Leaders of the House Freedom Caucus -- the band of roughly 40 conservatives who threw their support behind Rep. Daniel Webster, R-Florida, for speaker -- say they are open to backing Ryan for speaker.
But, they say, he must commit to a series of structural reforms to overhaul how the leadership team is run before they even consider backing his leadership bid.
"I think Paul walks into the office and Paul does have a unifying force that right now nobody else seems to be able to fill," said Rep. Mick Mulvaney, R-South Carolina, another leader of the conservative caucus. He added that Ryan would need to demonstrate to the caucus that he would spread power out to the rank-and-file and away from the leadership.
"Just because you are Paul Ryan doesn't mean it's going to be any better," Mulvaney said, adding that the question is: "How are you going to fix the problems."
"I think Paul Ryan is a great member and you know a sharp guy when it comes to policy and politics and everything else," said Rep. Jim Jordan, R-Ohio. "Our focus is much more on the what than the who."
Jordan, a co-founder of the Freedom Caucus, added that the next leader needs to show some spine -- particularly on issues like defunding Planned Parenthood.
"That has to change," Jordan said.
'Thinking and praying'
It's those kinds of demands that makes Ryan squeamish, his friends say -- especially if he had to struggle to get barely more than the necessary 218 votes to become speaker of the House. He'd want 247 votes.
"They want him to get in and be made speaker by acclimation," said Rep. Mike McCaul, R-Texas. "He's got to sit down with his family and think about it.
Indeed, Utah GOP Rep. Chris Stewart was one member who walked up to Ryan Thursday and encouraged him to run. Ryan told him he was "thinking and praying about it."
This isn't the first time Ryan has passed up bids at higher office.
He decided against running for the 2016 GOP presidential nomination and resisted multiple efforts to get him to consider replacing Boehner. He also passed up the opportunity to seek Wisconsin's open Senate seat in 2012. Instead he said he wanted to become chairman of the powerful tax writing committee and be able to get home on weekends to go to his kids sporting events and attend Sunday mass.

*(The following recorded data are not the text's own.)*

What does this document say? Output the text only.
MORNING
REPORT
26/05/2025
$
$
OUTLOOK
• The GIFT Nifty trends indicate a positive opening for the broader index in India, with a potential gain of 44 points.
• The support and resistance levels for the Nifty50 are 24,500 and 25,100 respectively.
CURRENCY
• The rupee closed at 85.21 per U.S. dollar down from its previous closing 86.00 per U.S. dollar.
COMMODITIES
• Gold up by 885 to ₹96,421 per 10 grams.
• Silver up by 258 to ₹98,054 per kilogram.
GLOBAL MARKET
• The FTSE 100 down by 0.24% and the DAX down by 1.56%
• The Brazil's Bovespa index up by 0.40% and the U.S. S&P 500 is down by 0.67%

"These are not the same times as when he took that chairmanship," Arkansas Republican Rep. Steve Womack told reporters on Friday. "We are leaderless right now and we need somebody to step forward that can bring the piece of our party back together again that are clearly fractured right now."

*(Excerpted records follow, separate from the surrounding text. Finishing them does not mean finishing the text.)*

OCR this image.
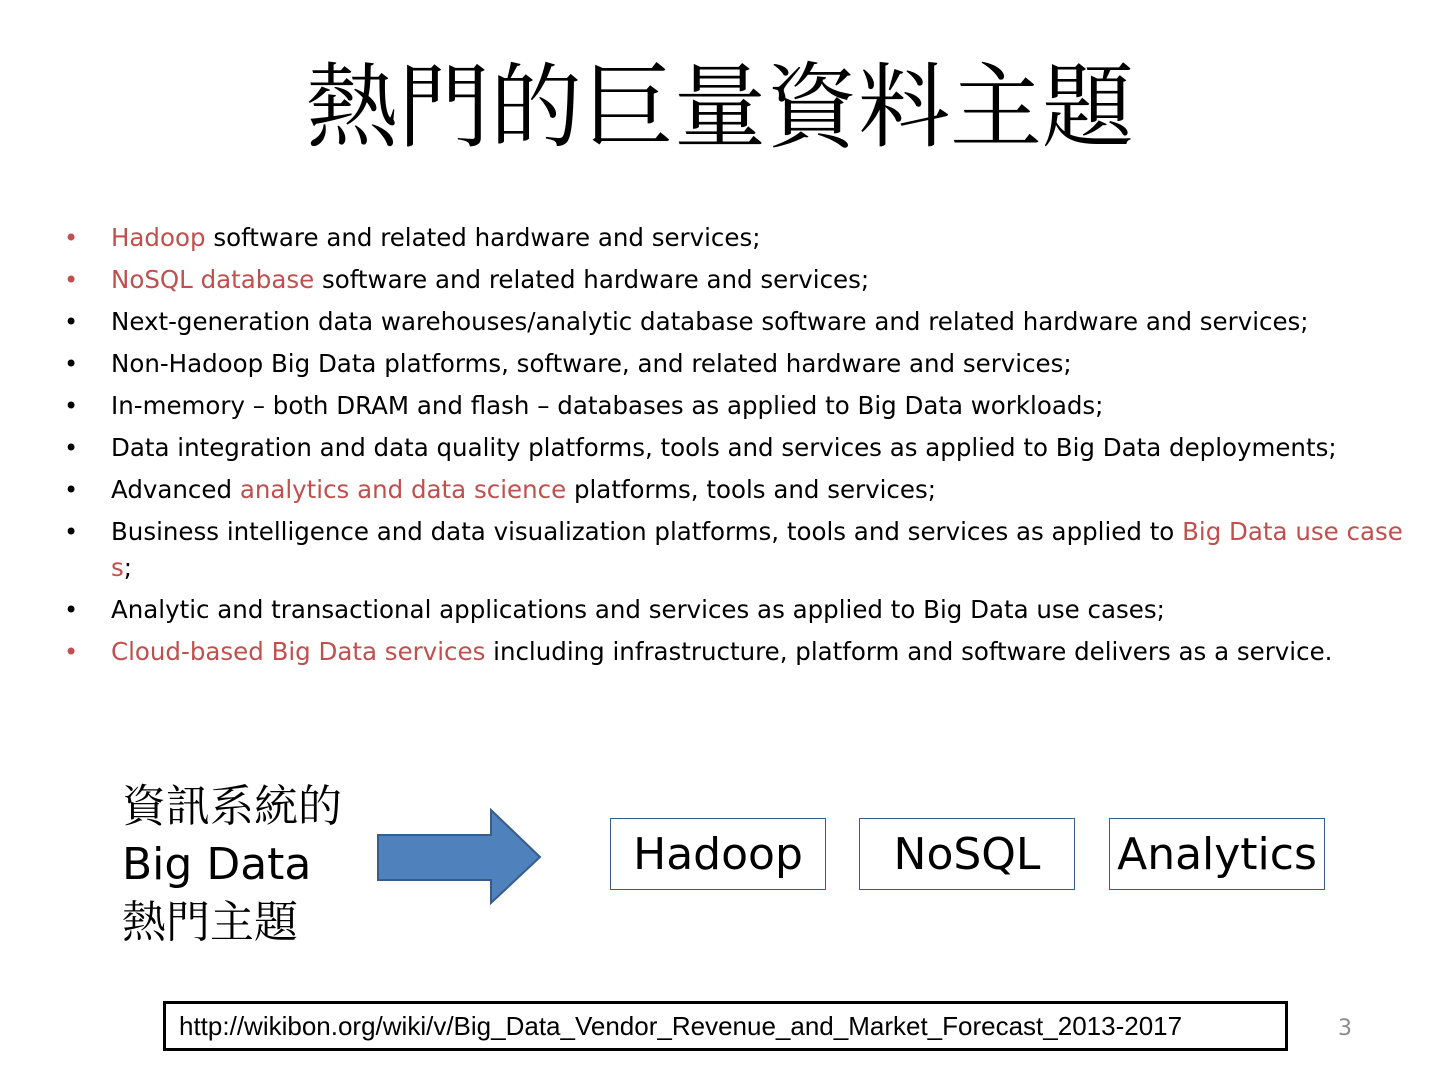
熱門的巨量資料主題
•	Hadoop software and related hardware and services;
•	NoSQL database software and related hardware and services;
•	Next-generation data warehouses/analytic database software and related hardware and services;
•	Non-Hadoop Big Data platforms, software, and related hardware and services;
•	In-memory – both DRAM and flash – databases as applied to Big Data workloads;
•	Data integration and data quality platforms, tools and services as applied to Big Data deployments;
•	Advanced analytics and data science platforms, tools and services;
•	Business intelligence and data visualization platforms, tools and services as applied to Big Data use cases;
•	Analytic and transactional applications and services as applied to Big Data use cases;
•	Cloud-based Big Data services including infrastructure, platform and software delivers as a service.
資訊系統的 Big Data 熱門主題
Hadoop	NoSQL	Analytics
http://wikibon.org/wiki/v/Big_Data_Vendor_Revenue_and_Market_Forecast_2013-2017	3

For Ryan, the idea is to stay quiet over the congressional recess -- and make a decision eventually when the full conference begins to lobby him aggressively.
"Look, there's going to be a lot of pressure building over the next two weeks," said Rep. David Jolly, R-Florida. "And the case that's going to be made to Paul is: 'The country needs you.' And at some point he is going to have to consider: Is he the right person?"
And if Ryan decides not to run, Jolly had some advice if he wants some peace and quiet.
"If Paul really means no, he better keep his phone off the next two weeks," Jolly said. "Or throw it in Lake Michigan."